FIG. 1 diagrammatically represents a furnace having submerged burners which can be used in the context of the invention, seen in section and from the side. A furnace 1 comprising burners 2 submerged in vitrifiable materials 3 during melting is displayed. An endless screw 13 pushes a mixture 5 of raw material and biomass under the surface 6 of the molten material in the furnace. A dispenser 17 of the mixture feeds a feed hopper 7, which subsequently feeds an endless screw 13 rotating in a sleeve 4. A more or less viscous plug 12, a mixture of congealed material and of raw material, tends to form at the end of the sleeve 4, as the temperature of the molten mass is approached. The interior of the furnace includes two tanks 8 and 9 operating on the principle taught in WO2013186480. The endless screw first feeds the tank 8 at relatively low temperature, then the melted vitrifiable material formed overflows above the partition 10 to pass into the tank 9, the temperature of which is higher than that of the tank 8. The vitrifiable material formed exits through the outlet 11 below the level of the molten materials. The combustion gases escape through a chimney 16.

Claims

1. A mixture of biomass and vitrifiable raw material for introducing into a furnace for the melting of a vitrifiable inorganic material, wherein the biomass comprises oleaginous seeds and/or seed husks of oleaginous seeds forming an oleaginous biomass.

2. The mixture as claimed in claim 1, wherein the biomass represents from 1% to 50% by weight of the mass of the mixture.

3. The mixture as claimed in claim 1, wherein the oleaginous biomass represents more than 50% by weight of the biomass.

4. The mixture as claimed in claim 2, wherein the oleaginous biomass is seeds or seed husks of at least one following plant species: sunflower, rapeseed, soybean, palm, peanut, olive or squash.

5. The mixture as claimed in claim 1, wherein the vitrifiable raw material comprises silica and at least one of the following compounds: alkali metal oxide or hydroxide or carbonate, alkaline earth oxide or hydroxide or carbonate.

6. A process for the melting of a vitrifiable inorganic material comprising introducing a preconstituted mixture of claim 1 into a fuel combustion furnace, then heating said mixture leading to melting of the vitrifiable inorganic material.

7. The process as claimed in claim 6, wherein the furnace is a submerged combustion furnace.

8. The process as claimed in claim 6, wherein the preconstituted mixture is introduced into the furnace under a surface of the materials being melted.

9. The process as claimed in claim 6, wherein the preconstituted mixture is introduced into the furnace by flow or pushing.

10. The process as claimed in claim 9, wherein the introduction of the preconstituted mixture is carried out by pushing by an endless screw.

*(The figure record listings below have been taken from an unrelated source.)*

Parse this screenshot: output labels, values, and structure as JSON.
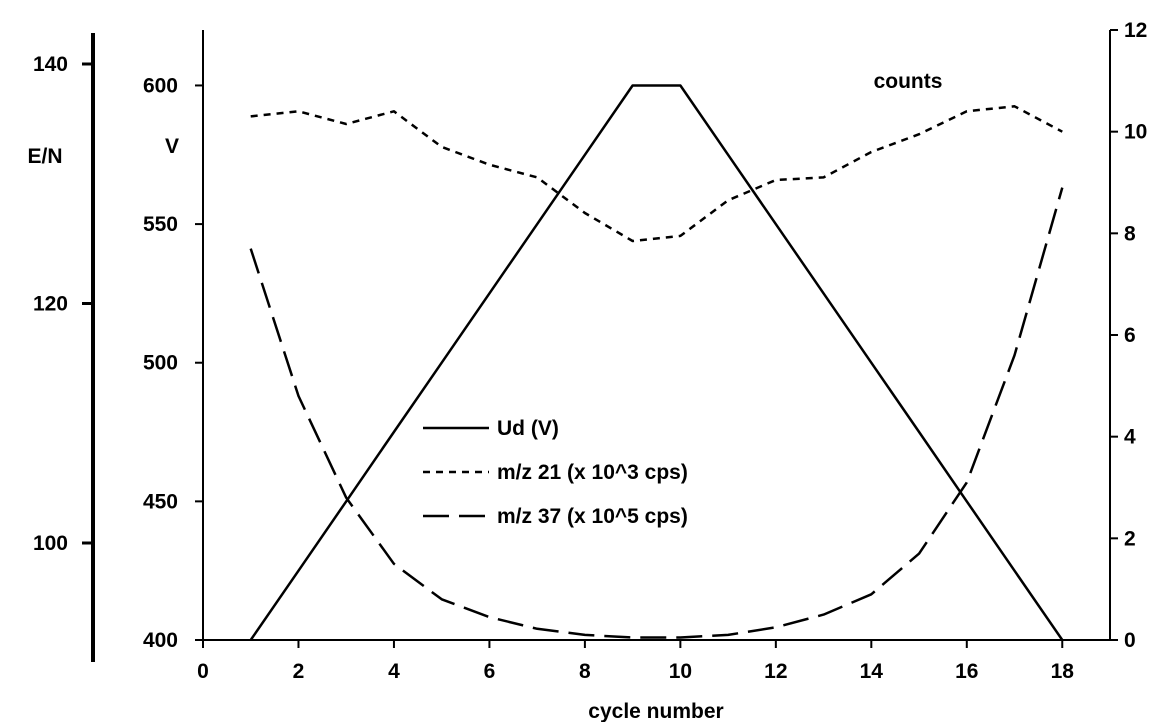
{
  "chart_data": {
    "type": "line",
    "xlabel": "cycle number",
    "xlim": [
      0,
      19
    ],
    "xticks": [
      "0",
      "2",
      "4",
      "6",
      "8",
      "10",
      "12",
      "14",
      "16",
      "18"
    ],
    "y_left_label": "V",
    "y_left_lim": [
      400,
      620
    ],
    "y_left_ticks": [
      "400",
      "450",
      "500",
      "550",
      "600"
    ],
    "y_outer_label": "E/N",
    "y_outer_ticks": [
      "100",
      "120",
      "140"
    ],
    "y_right_label": "counts",
    "y_right_lim": [
      0,
      12
    ],
    "y_right_ticks": [
      "0",
      "2",
      "4",
      "6",
      "8",
      "10",
      "12"
    ],
    "grid": false,
    "legend_position": "center",
    "series": [
      {
        "name": "Ud (V)",
        "axis": "left",
        "style": "solid",
        "x": [
          1,
          2,
          3,
          4,
          5,
          6,
          7,
          8,
          9,
          10,
          11,
          12,
          13,
          14,
          15,
          16,
          17,
          18
        ],
        "values": [
          400,
          425,
          450,
          475,
          500,
          525,
          550,
          575,
          600,
          600,
          575,
          550,
          525,
          500,
          475,
          450,
          425,
          400
        ]
      },
      {
        "name": "m/z 21 (x 10^3 cps)",
        "axis": "right",
        "style": "short-dash",
        "x": [
          1,
          2,
          3,
          4,
          5,
          6,
          7,
          8,
          9,
          10,
          11,
          12,
          13,
          14,
          15,
          16,
          17,
          18
        ],
        "values": [
          10.3,
          10.4,
          10.15,
          10.4,
          9.7,
          9.35,
          9.1,
          8.4,
          7.85,
          7.95,
          8.65,
          9.05,
          9.1,
          9.6,
          9.95,
          10.4,
          10.5,
          10.0
        ]
      },
      {
        "name": "m/z 37 (x 10^5 cps)",
        "axis": "right",
        "style": "long-dash",
        "x": [
          1,
          2,
          3,
          4,
          5,
          6,
          7,
          8,
          9,
          10,
          11,
          12,
          13,
          14,
          15,
          16,
          17,
          18
        ],
        "values": [
          7.7,
          4.8,
          2.8,
          1.5,
          0.8,
          0.45,
          0.22,
          0.1,
          0.05,
          0.05,
          0.1,
          0.25,
          0.5,
          0.9,
          1.7,
          3.1,
          5.6,
          8.9
        ]
      }
    ]
  }
}
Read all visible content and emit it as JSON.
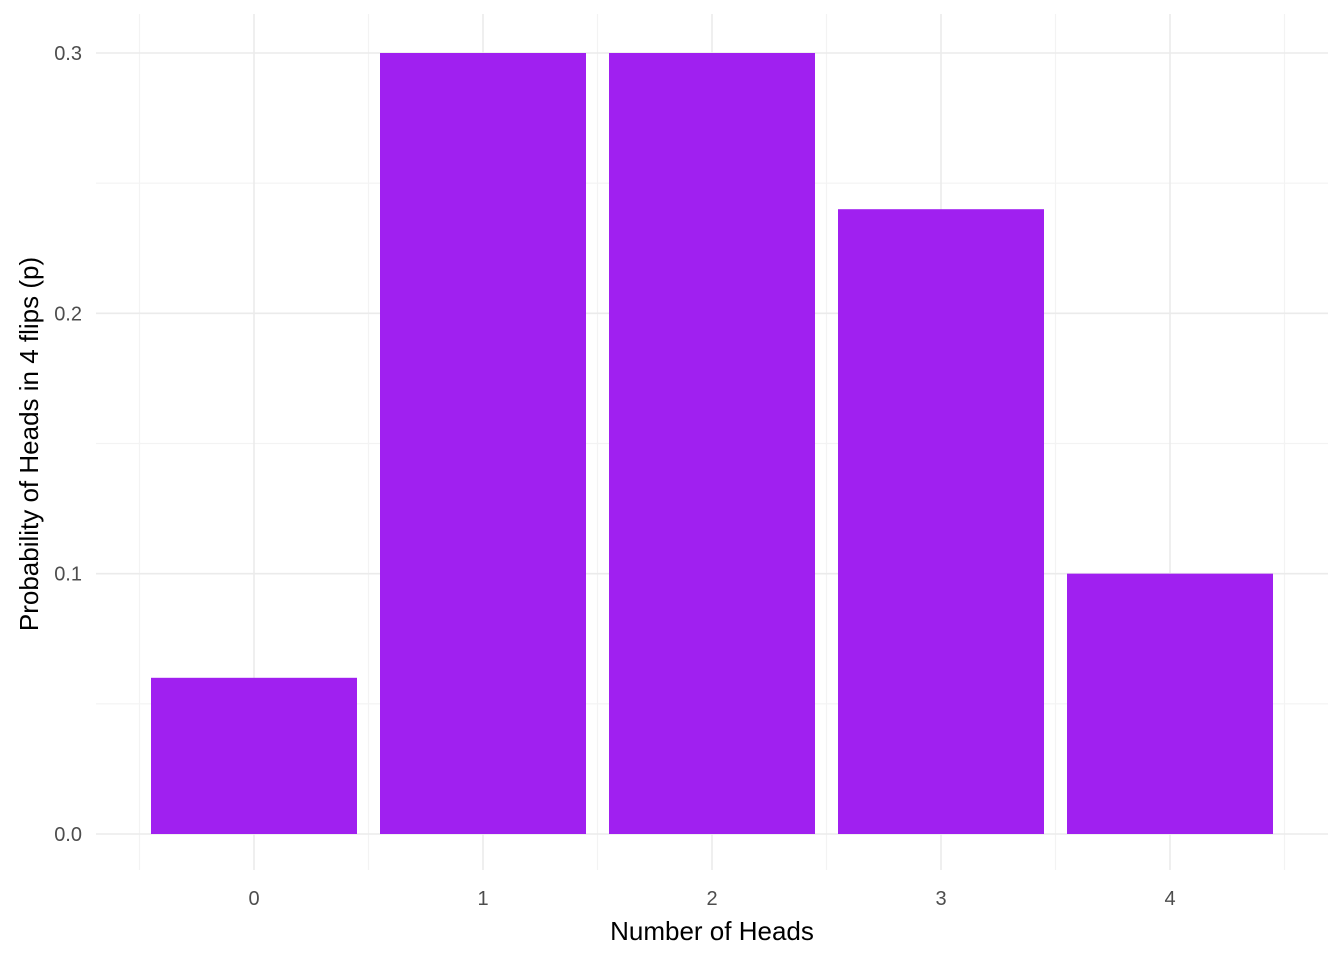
{
  "chart_data": {
    "type": "bar",
    "categories": [
      "0",
      "1",
      "2",
      "3",
      "4"
    ],
    "values": [
      0.06,
      0.3,
      0.3,
      0.24,
      0.1
    ],
    "title": "",
    "xlabel": "Number of Heads",
    "ylabel": "Probability of Heads in 4 flips (p)",
    "ylim": [
      0,
      0.3
    ],
    "yticks": [
      "0.0",
      "0.1",
      "0.2",
      "0.3"
    ],
    "grid": true,
    "legend": "none",
    "colors": {
      "bar": "#A020F0",
      "grid": "#EBEBEB",
      "background": "#FFFFFF"
    }
  }
}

11. The process as claimed in claim 6, wherein the biomass provides from 5% to 80% of a net calorific value of the fuel.

12. The process as claimed in claim 6, wherein the molten material in the furnace has a temperature of between 1200° C. and 1700° C.

13. The process as claimed in claim 6, wherein the vitrifiable inorganic material is extracted from the furnace and transformed into fiber in a fiberizing device.

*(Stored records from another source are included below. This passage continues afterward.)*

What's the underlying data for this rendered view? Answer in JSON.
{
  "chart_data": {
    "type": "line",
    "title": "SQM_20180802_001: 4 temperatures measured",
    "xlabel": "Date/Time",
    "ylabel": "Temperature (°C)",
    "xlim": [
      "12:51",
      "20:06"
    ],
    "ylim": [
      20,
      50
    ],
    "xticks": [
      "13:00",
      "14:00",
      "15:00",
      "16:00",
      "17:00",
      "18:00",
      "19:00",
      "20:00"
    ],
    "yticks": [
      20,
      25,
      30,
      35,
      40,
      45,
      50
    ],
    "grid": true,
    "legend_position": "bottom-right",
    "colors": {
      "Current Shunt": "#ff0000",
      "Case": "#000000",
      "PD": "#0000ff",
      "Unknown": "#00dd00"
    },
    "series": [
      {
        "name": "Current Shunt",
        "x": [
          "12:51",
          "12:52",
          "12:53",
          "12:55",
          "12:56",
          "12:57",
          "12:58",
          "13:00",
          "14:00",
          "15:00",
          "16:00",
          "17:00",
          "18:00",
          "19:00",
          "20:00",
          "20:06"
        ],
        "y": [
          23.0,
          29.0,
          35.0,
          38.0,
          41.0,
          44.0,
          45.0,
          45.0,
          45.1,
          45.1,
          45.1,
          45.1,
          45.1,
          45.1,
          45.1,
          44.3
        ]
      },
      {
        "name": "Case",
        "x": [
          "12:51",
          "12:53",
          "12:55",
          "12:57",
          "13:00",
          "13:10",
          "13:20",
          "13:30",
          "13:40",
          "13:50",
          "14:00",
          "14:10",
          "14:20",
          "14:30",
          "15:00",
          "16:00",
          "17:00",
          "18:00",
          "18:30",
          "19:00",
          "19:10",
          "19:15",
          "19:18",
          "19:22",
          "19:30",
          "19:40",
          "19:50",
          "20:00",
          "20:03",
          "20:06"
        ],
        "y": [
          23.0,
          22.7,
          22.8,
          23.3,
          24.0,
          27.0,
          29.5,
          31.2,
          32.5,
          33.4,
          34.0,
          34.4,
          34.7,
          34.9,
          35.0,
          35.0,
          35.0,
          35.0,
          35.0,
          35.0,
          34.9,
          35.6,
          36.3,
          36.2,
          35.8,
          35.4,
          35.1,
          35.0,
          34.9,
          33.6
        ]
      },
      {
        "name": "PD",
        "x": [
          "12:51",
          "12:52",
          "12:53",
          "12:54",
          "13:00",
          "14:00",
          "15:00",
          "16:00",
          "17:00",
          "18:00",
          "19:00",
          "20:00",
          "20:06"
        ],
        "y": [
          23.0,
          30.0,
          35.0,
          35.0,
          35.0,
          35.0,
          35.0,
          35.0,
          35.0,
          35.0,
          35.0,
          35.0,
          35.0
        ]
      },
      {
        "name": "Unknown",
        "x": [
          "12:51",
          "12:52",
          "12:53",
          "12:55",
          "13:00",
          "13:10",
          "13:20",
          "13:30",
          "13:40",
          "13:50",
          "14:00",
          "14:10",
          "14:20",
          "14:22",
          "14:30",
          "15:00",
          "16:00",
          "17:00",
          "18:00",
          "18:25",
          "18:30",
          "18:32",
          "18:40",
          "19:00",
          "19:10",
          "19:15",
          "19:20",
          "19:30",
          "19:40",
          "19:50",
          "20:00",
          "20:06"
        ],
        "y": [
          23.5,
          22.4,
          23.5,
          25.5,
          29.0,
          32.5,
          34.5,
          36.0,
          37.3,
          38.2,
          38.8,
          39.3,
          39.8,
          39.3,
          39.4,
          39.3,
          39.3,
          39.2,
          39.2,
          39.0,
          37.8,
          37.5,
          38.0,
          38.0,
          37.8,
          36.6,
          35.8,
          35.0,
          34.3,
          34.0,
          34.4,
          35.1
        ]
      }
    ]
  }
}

14. The process as claimed in claim 6, wherein the furnace comprises walls cooled by a stream of water.

15. A method comprising providing an oleaginous biomass in addition with vitrifiable raw material for the purpose of reducing damage to an equipment for metering and transporting said vitrifiable raw material.

16. The mixture as claimed in claim 2, wherein the biomass represents from 10% to 40% by weight of the mass of the mixture.

17. The mixture as claimed in claim 3, wherein the oleaginous biomass represents more than 90% by weight of the biomass.

18. The mixture as claimed in claim 17, wherein the oleaginous biomass represents 100% by weight of the biomass.

19. The mixture as claimed in claim 4, wherein the oleaginous biomass is sunflower hulls.

20. The process as claimed in claim 6, wherein the vitrifiable inorganic material is glass or rock or a silicate.